Encore un drame, encore des morts, encore des promesses. Dans la nuit de mardi à mercredi, la ville sainte de Touba a été une fois de plus endeuillée par l’effondrement d’un immeuble en construction, situé à « Touba 28 », près du quartier populaire Darou Miname.
Le bilan est lourd : trois morts, tous habitants d’un bâtiment mitoyen, extraits sans vie des décombres. Le drame aurait pu être bien plus meurtrier si l’effondrement avait eu lieu en pleine journée, le chantier accueillant quotidiennement une quarantaine d’ouvriers.
Au-delà des pertes humaines, les dégâts matériels sont considérables. Un magasin adjacent a été entièrement détruit, causant la perte d’équipements et de machines estimés à 500 millions de francs CFA, selon son propriétaire.
Un fléau qui persiste malgré les alertes
Ce nouveau drame vient alourdir un bilan déjà accablant. Touba a enregistré cinq effondrements d’immeubles en moins de deux ans, dont deux catastrophes en l’espace de deux mois qui ont coûté la vie à 14 personnes. Le mois dernier, l’effondrement d’un immeuble de trois étages avait déjà causé 11 morts et 7 blessés.
Les causes sont connues : constructions illégales, absence de permis, usage de matériaux de mauvaise qualité, absence d’études de sol et défaut de contrôle technique. Une situation qui perdure dans un climat d’impunité criante, où la mafia du béton semble imposer sa loi.
L’État hausse enfin le ton
Face à la colère des populations et sous la pression du Khalife général des Mourides, le gouverneur de la région, accompagné du maire de Touba, a annoncé une décision immédiate : la suspension de toutes les constructions sans autorisation dans la commune de Touba.
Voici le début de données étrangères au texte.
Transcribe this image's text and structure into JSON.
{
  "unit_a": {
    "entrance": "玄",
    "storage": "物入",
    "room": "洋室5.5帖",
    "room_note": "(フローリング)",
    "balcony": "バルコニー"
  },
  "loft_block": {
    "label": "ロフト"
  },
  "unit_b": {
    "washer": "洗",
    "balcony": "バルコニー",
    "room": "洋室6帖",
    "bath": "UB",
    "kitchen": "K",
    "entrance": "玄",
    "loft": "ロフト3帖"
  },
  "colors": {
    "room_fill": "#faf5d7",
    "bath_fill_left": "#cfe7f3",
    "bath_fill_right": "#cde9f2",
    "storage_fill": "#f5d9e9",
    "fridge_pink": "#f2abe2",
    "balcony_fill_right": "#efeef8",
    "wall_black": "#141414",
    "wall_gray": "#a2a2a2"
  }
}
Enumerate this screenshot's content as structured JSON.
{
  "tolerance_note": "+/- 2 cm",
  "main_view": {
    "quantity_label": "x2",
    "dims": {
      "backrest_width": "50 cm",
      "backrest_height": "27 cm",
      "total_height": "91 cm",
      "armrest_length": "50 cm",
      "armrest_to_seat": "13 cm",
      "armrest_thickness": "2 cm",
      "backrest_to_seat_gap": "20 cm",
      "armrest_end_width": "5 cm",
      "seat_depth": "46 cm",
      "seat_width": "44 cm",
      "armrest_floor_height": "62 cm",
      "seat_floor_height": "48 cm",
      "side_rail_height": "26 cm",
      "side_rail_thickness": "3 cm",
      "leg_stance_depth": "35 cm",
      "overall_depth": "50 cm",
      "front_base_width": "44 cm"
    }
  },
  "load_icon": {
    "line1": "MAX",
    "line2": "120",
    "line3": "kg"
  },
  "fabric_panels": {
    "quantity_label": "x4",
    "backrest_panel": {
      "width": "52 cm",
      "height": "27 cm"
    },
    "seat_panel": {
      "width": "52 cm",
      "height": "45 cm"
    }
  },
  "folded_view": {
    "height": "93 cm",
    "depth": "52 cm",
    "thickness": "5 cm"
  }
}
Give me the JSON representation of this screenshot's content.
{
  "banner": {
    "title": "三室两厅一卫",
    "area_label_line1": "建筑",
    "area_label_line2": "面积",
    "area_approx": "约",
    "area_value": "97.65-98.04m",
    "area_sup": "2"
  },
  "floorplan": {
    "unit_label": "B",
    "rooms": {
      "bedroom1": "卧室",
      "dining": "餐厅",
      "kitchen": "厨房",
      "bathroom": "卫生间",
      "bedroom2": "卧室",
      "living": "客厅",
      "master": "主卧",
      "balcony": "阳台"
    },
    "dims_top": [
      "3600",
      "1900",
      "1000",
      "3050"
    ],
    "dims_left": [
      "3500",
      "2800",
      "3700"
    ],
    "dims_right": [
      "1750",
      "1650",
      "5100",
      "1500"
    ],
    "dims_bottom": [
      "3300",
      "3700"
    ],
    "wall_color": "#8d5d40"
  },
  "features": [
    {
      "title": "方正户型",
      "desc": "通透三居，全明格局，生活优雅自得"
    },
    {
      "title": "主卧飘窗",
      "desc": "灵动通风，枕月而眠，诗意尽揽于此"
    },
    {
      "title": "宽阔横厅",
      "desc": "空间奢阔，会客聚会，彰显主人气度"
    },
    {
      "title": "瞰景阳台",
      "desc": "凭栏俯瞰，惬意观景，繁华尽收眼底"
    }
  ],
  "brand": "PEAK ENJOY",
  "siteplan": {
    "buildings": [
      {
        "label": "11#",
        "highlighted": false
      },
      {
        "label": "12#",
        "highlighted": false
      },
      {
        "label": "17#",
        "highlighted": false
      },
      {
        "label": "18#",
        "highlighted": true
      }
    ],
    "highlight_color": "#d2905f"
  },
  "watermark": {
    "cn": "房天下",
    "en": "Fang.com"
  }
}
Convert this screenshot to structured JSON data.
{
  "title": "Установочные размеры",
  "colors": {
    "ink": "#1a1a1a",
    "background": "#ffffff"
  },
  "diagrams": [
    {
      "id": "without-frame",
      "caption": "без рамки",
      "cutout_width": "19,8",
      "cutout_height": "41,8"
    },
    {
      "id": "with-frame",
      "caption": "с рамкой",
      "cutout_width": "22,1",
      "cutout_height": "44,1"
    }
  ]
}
Une réaction saluée, mais jugée tardive par beaucoup. Car depuis plusieurs mois, le ministère de l’Urbanisme avait déjà promis un renforcement des contrôles dans les villes à forte pression démographique comme Touba, Rufisque ou Mbour. Des promesses qui, jusqu’ici, peinent à se concrétiser efficacement sur le terrain.
Le préfet passe à l’action : premières démolitions dès samedi
Dans un communiqué rendu public ce jeudi, le préfet du département de Mbacké, Khadim Hann, a annoncé une mesure forte et inédite. Dès ce samedi 28 juin 2025 à 8h30, les opérations de démolition de bâtiments non conformes vont débuter.
Première cible : l’immeuble R+2 dénommé « bâtiment El Hadji Mbacké Kébé », situé au marché Ocass, en face du domicile de Serigne Abdou Dieng Balla Faly. Ce bâtiment, déclaré menaçant ruine, sera détruit sous escorte sécuritaire.
Le préfet appelle tous les commerçants occupant les cantines adjacentes, déjà sommés, à libérer les lieux avant ce vendredi 27 juin, pour éviter tout dommage. Il assure que toutes les dispositions sécuritaires nécessaires sont prises pour que cette opération se déroule dans les meilleures conditions.
La fin de l’anarchie ou simple effet d’annonce ?
Si cette décision marque un tournant dans la lutte contre les constructions illégales à Touba, beaucoup s’interrogent : cette opération sera-t-elle le début d’une véritable politique de tolérance zéro ou restera-t-elle un simple coup de communication pour calmer la colère des populations ?
Les attentes sont immenses. Les citoyens réclament des actes forts : démolition systématique des bâtiments dangereux, poursuites judiciaires contre les promoteurs illégaux, radiation des entreprises défaillantes et un contrôle rigoureux des chantiers.
Le développement urbain ne peut plus se faire au prix de la vie humaine. Le temps des discours est révolu. À Touba comme ailleurs, la sécurité des citoyens doit désormais primer sur les calculs politiciens, les complicités silencieuses et la complaisance.